Dreadfleet looks like more of an experience with little replay value. Sure, the presentation is fantastic, and it sounds like there's some very fun things that happen when players draw cards. The ships all have unique special abilities, and I think that's the downfall of the thing. Unless they've hired entirely new game developers, the ships will be wildly unbalanced. Some ships are simply going to be overpowered (and knowing GW, it'll be Chaos, the gits). Players will figure this out, and it'll just be a race to destroy the best ship without losing your own. Chess with all pawns and a queen, if you will. I'd be willing to wager that it'll be fun until players sort that out, but after they do, they'll move on. I'm sure I will.

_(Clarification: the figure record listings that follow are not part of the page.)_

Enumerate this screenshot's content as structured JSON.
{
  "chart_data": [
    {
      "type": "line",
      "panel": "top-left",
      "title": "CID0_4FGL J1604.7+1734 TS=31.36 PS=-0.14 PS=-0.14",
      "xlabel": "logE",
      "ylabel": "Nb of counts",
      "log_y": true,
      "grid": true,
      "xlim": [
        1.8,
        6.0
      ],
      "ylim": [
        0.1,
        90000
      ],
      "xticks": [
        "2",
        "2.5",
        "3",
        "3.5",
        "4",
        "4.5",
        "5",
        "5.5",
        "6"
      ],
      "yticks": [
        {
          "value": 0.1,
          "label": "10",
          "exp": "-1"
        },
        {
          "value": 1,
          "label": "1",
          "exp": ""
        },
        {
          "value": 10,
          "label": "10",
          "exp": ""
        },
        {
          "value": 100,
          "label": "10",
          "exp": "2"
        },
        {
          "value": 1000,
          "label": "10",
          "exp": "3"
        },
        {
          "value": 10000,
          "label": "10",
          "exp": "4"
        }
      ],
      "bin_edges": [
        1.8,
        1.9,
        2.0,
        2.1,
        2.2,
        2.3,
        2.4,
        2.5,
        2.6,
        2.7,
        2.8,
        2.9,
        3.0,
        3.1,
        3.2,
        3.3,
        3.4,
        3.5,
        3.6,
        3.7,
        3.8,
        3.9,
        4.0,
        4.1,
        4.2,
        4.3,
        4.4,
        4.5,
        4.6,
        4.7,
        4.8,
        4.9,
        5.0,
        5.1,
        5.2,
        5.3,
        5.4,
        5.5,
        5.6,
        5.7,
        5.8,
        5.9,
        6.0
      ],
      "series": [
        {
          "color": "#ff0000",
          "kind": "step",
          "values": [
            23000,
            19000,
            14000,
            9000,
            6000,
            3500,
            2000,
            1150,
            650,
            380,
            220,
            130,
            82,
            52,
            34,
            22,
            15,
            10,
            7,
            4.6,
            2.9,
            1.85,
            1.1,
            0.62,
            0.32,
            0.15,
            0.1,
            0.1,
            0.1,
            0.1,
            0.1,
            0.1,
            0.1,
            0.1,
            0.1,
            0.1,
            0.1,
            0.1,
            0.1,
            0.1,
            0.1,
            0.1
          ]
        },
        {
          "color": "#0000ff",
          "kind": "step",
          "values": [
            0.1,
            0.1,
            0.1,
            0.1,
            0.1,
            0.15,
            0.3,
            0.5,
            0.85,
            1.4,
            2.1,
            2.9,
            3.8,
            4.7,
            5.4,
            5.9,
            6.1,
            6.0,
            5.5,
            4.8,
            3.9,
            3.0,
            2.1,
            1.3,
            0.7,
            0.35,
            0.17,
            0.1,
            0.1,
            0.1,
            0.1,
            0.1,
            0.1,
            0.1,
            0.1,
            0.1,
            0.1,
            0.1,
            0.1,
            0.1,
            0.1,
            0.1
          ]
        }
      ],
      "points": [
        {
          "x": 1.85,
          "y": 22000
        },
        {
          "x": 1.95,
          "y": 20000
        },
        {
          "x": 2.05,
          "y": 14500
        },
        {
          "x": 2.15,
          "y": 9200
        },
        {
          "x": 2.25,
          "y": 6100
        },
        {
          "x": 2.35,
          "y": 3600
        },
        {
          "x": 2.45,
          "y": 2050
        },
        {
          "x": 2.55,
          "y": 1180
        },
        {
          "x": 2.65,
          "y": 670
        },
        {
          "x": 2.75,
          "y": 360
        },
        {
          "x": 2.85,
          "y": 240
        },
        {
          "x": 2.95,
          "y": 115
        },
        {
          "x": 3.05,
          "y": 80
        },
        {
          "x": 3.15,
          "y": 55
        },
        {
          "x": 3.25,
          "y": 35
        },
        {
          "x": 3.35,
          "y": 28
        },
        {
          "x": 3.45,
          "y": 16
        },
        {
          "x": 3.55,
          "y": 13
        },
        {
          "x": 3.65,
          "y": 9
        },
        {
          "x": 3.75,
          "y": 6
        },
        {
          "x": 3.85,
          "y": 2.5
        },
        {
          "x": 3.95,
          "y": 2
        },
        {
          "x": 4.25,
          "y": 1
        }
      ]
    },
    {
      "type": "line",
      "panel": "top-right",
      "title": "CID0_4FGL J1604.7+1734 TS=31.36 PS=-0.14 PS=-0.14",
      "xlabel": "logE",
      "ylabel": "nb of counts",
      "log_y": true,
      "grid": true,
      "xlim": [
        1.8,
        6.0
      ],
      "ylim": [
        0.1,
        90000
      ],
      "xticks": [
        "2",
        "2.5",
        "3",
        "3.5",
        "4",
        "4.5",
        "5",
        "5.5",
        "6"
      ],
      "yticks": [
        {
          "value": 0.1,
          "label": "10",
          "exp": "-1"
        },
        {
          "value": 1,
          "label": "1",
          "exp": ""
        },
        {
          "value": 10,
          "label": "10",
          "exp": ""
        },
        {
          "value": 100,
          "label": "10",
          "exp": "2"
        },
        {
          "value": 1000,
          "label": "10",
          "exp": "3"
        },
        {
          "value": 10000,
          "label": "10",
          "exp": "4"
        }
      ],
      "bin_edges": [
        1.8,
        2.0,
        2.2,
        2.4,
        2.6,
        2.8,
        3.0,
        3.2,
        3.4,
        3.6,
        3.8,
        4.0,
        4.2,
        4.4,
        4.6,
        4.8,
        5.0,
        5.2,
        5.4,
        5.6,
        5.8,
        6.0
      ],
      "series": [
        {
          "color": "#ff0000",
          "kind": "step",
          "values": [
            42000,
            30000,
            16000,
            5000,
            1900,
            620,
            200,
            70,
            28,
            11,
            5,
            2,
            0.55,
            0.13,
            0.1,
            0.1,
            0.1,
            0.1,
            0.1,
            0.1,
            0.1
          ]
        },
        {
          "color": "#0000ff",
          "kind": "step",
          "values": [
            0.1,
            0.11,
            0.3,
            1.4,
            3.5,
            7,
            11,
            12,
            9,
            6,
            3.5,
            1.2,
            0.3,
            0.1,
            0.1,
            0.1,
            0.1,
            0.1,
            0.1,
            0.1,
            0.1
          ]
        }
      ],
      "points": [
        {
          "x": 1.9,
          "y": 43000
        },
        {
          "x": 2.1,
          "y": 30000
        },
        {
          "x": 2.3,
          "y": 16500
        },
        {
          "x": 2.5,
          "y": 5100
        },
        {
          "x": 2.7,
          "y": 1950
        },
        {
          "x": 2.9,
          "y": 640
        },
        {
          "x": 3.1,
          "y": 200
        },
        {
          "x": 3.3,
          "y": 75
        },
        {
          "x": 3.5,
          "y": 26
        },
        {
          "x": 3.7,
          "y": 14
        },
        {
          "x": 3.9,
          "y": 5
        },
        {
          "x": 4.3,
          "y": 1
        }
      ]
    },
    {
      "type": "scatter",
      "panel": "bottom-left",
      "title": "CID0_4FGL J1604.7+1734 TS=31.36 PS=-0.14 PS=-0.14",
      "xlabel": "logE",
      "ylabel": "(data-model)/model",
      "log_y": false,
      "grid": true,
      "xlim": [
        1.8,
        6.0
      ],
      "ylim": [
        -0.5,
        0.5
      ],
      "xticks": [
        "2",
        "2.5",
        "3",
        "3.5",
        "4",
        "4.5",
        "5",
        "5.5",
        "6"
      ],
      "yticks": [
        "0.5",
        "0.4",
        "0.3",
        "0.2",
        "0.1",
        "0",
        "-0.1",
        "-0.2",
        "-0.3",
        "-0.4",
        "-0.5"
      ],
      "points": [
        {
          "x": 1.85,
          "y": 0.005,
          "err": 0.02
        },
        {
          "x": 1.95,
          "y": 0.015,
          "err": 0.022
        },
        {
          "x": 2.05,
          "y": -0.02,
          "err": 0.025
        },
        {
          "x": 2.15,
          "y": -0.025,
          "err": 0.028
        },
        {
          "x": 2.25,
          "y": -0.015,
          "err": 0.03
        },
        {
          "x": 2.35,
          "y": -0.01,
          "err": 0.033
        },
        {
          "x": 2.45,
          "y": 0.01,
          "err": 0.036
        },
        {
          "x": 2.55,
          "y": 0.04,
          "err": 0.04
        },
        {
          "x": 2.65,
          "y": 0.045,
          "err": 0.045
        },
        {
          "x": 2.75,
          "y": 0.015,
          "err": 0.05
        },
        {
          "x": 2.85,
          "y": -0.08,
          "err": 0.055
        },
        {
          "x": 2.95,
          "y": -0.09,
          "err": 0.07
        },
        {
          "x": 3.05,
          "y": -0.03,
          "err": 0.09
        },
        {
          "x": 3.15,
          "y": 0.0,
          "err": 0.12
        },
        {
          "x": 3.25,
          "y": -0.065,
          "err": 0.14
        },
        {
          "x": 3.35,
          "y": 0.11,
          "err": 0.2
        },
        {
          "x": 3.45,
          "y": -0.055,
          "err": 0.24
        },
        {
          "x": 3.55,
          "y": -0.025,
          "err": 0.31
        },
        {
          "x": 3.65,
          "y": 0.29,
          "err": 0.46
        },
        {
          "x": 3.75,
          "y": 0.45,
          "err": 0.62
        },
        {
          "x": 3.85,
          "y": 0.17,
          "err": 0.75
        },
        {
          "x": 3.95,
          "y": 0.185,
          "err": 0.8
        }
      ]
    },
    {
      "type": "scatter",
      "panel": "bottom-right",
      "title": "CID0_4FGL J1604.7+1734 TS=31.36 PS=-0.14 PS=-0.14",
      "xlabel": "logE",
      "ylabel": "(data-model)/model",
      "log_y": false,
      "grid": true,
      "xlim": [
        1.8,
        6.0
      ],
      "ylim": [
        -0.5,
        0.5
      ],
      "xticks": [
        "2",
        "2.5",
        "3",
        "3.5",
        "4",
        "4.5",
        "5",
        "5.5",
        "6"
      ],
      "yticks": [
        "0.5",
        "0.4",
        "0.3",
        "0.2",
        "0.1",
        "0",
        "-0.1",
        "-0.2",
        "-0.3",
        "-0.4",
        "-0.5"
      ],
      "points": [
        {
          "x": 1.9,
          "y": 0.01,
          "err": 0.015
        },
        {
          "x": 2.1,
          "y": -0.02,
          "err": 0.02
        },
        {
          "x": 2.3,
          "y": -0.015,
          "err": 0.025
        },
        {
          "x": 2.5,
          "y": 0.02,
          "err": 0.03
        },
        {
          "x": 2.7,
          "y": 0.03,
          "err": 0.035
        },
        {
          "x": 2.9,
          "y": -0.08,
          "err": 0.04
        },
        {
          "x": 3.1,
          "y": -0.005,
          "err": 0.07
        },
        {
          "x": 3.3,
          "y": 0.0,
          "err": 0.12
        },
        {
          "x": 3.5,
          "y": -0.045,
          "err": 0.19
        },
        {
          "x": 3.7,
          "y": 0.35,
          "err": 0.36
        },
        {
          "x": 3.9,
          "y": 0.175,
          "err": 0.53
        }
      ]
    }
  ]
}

I'd rather re-monopolize 2D New Jersey or re-settle quaint Catan than play out a predestined naval war.

All in all, Dreadfleet looks like a blast to play. The models are superior quality, the fluff is sufficiently fluffy, and who doesn't want to be a pirate? I'm just withholding my excitement for a bit. I'd love to eat my words, and discover that the different pieces are so perfectly balanced that it's a new kind of chess. But chess variants pop up constantly, and most of them didn't have to take time out of their schedule to write novellas about spectral watercraft. And most of them stink anyway.